Relatos indicam que a funcionalidade surge de forma impositiva, exigindo uma ação manual do indivíduo para desativar o comportamento automático. O objetivo central parece ser a integração profunda dos serviços da empresa com a rotina matinal de produtividade.

Especialistas em tecnologia apontam que tal prática reforça o histórico de táticas agressivas da companhia para dominar o mercado de navegadores.

A comunidade de entusiastas obviamente reagiu rápido, questionando a liberdade de escolha dentro do ecossistema Windows 11.

 

O novo mecanismo de inicialização

Zac Bowden, do portal Windows Central, revelou que o navegador agora solicita permissão para iniciar junto com o sistema de modo persistente. Caso o usuário não preste atenção nos avisos de configuração, o Edge passará a ocupar a tela principal em todo “boot”.

A funcionalidade está sendo distribuída gradualmente para testadores do programa Windows Insider antes de chegar ao público geral. Analistas acreditam que a empresa busca converter usuários casuais que ainda preferem navegadores concorrentes como o Chrome.

Fontes internacionais sugerem que a Microsoft justifica a medida como uma forma de agilizar o acesso às ferramentas de inteligência artificial.

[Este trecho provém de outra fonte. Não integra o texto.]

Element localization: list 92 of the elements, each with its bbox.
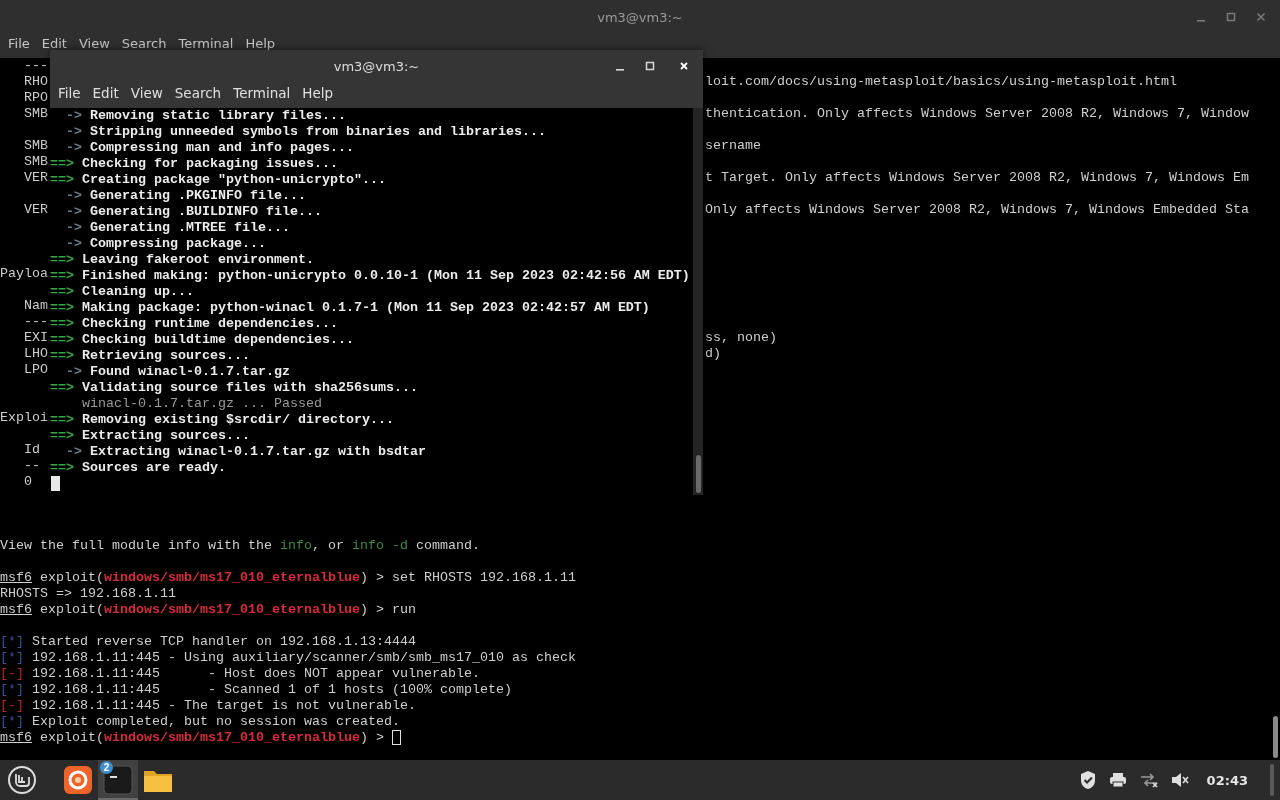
terminal-line: ==> Creating package "python-unicrypto"...	[50, 172, 386, 188]
minimize-icon	[616, 69, 624, 71]
mint-logo-icon	[7, 765, 37, 795]
close-icon	[1256, 12, 1266, 22]
terminal-line: ==> Making package: python-winacl 0.1.7-1 (Mon 11 Sep 2023 02:42:57 AM EDT)	[50, 300, 650, 316]
terminal-text: SMB	[23, 106, 49, 122]
terminal-line: ==> Checking runtime dependencies...	[50, 316, 338, 332]
terminal-text: LPO	[23, 362, 49, 378]
terminal-line: -> Removing static library files...	[65, 108, 346, 124]
maximize-icon	[1226, 12, 1236, 22]
terminal-line: ==> Finished making: python-unicrypto 0.0.10-1 (Mon 11 Sep 2023 02:42:56 AM EDT)	[50, 268, 690, 284]
terminal-line: ==> Leaving fakeroot environment.	[50, 252, 314, 268]
terminal-text: sername	[705, 138, 761, 154]
terminal-text: SMB	[23, 154, 49, 170]
scrollbar-thumb[interactable]	[695, 455, 701, 493]
speaker-muted-icon[interactable]	[1170, 772, 1189, 788]
menu-item[interactable]: View	[72, 34, 116, 54]
terminal-text: LHO	[23, 346, 49, 362]
terminal-text: RHO	[23, 74, 49, 90]
terminal-line: View the full module info with the info, or info -d command.	[0, 538, 480, 554]
scrollbar-thumb[interactable]	[1272, 716, 1278, 758]
terminal-line: ==> Validating source files with sha256sums...	[50, 380, 418, 396]
terminal-line: ==> Checking for packaging issues...	[50, 156, 338, 172]
terminal-line: msf6 exploit(windows/smb/ms17_010_eternalblue) > run	[0, 602, 416, 618]
clock[interactable]: 02:43	[1206, 772, 1248, 788]
browser-icon	[62, 764, 94, 796]
terminal-line: [-] 192.168.1.11:445 - The target is not vulnerable.	[0, 698, 416, 714]
terminal-line: ==> Cleaning up...	[50, 284, 194, 300]
terminal-line: [*] 192.168.1.11:445 - Using auxiliary/scanner/smb/smb_ms17_010 as check	[0, 650, 576, 666]
terminal-text: Id	[23, 442, 41, 458]
window-title: vm3@vm3:~	[597, 9, 683, 25]
terminal-line: RHOSTS => 192.168.1.11	[0, 586, 176, 602]
terminal-line: [*] Started reverse TCP handler on 192.168.1.13:4444	[0, 634, 416, 650]
close-icon	[680, 62, 688, 70]
terminal-text: SMB	[23, 138, 49, 154]
menu-item[interactable]: Edit	[86, 85, 125, 105]
printer-icon[interactable]	[1108, 772, 1127, 788]
shield-check-icon[interactable]	[1078, 770, 1097, 790]
terminal-line: -> Compressing man and info pages...	[65, 140, 354, 156]
terminal-text: 0	[23, 474, 33, 490]
terminal-line: ==> Removing existing $srcdir/ directory...	[50, 412, 394, 428]
menu-item[interactable]: View	[124, 85, 169, 105]
terminal-text: Only affects Windows Server 2008 R2, Windows 7, Windows Embedded Sta	[705, 202, 1249, 218]
menu-item[interactable]: Help	[239, 34, 282, 54]
terminal-line: msf6 exploit(windows/smb/ms17_010_eternalblue) > set RHOSTS 192.168.1.11	[0, 570, 576, 586]
terminal-text: thentication. Only affects Windows Server 2008 R2, Windows 7, Window	[705, 106, 1249, 122]
menu-item[interactable]: File	[52, 85, 87, 105]
terminal-line: -> Generating .BUILDINFO file...	[65, 204, 322, 220]
terminal-line: msf6 exploit(windows/smb/ms17_010_eternalblue) >	[0, 730, 385, 746]
terminal-line: -> Generating .MTREE file...	[65, 220, 290, 236]
terminal-line: ==> Sources are ready.	[50, 460, 226, 476]
window-count-badge: 2	[100, 761, 113, 774]
text-cursor	[391, 730, 401, 745]
terminal-line: -> Generating .PKGINFO file...	[65, 188, 306, 204]
menu-item[interactable]: Search	[115, 34, 173, 54]
terminal-line: ==> Extracting sources...	[50, 428, 250, 444]
terminal-text: Payloa	[0, 266, 49, 282]
menu-item[interactable]: Terminal	[172, 34, 240, 54]
terminal-text: Exploi	[0, 410, 49, 426]
terminal-text: VER	[23, 202, 49, 218]
terminal-text: d)	[705, 346, 721, 362]
terminal-text: ---	[23, 314, 49, 330]
menu-item[interactable]: Help	[296, 85, 340, 105]
terminal-text: VER	[23, 170, 49, 186]
terminal-line: -> Compressing package...	[65, 236, 266, 252]
text-cursor	[51, 476, 60, 491]
minimize-icon	[1197, 20, 1205, 22]
terminal-text: t Target. Only affects Windows Server 2008 R2, Windows 7, Windows Em	[705, 170, 1249, 186]
menu-item[interactable]: Search	[168, 85, 228, 105]
network-disconnected-icon[interactable]	[1138, 772, 1159, 788]
terminal-text: ss, none)	[705, 330, 777, 346]
terminal-line: [*] 192.168.1.11:445 - Scanned 1 of 1 hosts (100% complete)	[0, 682, 512, 698]
terminal-line: [*] Exploit completed, but no session was created.	[0, 714, 400, 730]
terminal-line: -> Found winacl-0.1.7.tar.gz	[65, 364, 290, 380]
menu-item[interactable]: Terminal	[227, 85, 297, 105]
terminal-line: -> Stripping unneeded symbols from binaries and libraries...	[65, 124, 546, 140]
terminal-line: -> Extracting winacl-0.1.7.tar.gz with bsdtar	[65, 444, 426, 460]
terminal-text: --	[23, 458, 41, 474]
terminal-text: Nam	[23, 298, 49, 314]
terminal-text: loit.com/docs/using-metasploit/basics/using-metasploit.html	[705, 74, 1177, 90]
menu-item[interactable]: Edit	[35, 34, 73, 54]
terminal-line: [-] 192.168.1.11:445 - Host does NOT appear vulnerable.	[0, 666, 480, 682]
window-title: vm3@vm3:~	[333, 58, 420, 74]
terminal-text: EXI	[23, 330, 49, 346]
maximize-icon	[645, 61, 655, 71]
terminal-line: winacl-0.1.7.tar.gz ... Passed	[81, 396, 322, 412]
terminal-line: ==> Retrieving sources...	[50, 348, 250, 364]
terminal-line: ==> Checking buildtime dependencies...	[50, 332, 354, 348]
terminal-text: ---	[23, 58, 49, 74]
terminal-text: RPO	[23, 90, 49, 106]
menu-item[interactable]: File	[2, 34, 36, 54]
terminal-icon	[102, 764, 134, 796]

O Copilot está diretamente atrelado ao navegador, o que torna o Edge uma peça fundamental na nova estratégia da empresa.

 

Reações e implicações na privacidade

Críticos argumentam que essa abordagem reduz a autonomia do consumidor e polui a experiência de uso inicial do hardware. Existe uma preocupação crescente sobre como essas notificações intrusivas afetam o desempenho de máquinas mais modestas.

Documentos técnicos indicam que, embora seja possível optar por sair, o processo não é intuitivo para o usuário leigo. Essa barreira técnica é vista por órgãos de defesa do consumidor como um padrão obscuro de design de interface.

Rumores indicam que agências reguladoras na Europa podem investigar se a prática fere as leis de concorrência digital. Por enquanto, a mudança permanece em fase de coleta de feedback, podendo sofrer ajustes antes do lançamento oficial.

 

Como gerenciar a configuração

As configurações de sistema permitem que o usuário reverta esse comportamento através do menu de aplicativos de inicialização. É necessário navegar pelas opções de conta e privacidade para garantir que o navegador permaneça fechado até o acionamento manual.

Muitos usuários descobriram a mudança após instalarem atualizações de segurança rotineiras nos últimos dias. A transparência sobre quais dados são carregados previamente durante esse processo ainda gera debates em fóruns especializados.

Manter o sistema otimizado exige uma inspeção frequente sobre quais processos a Microsoft decide ativar por conta própria. Especialistas recomendam revisar as permissões de segundo plano após cada grande atualização de build do Windows.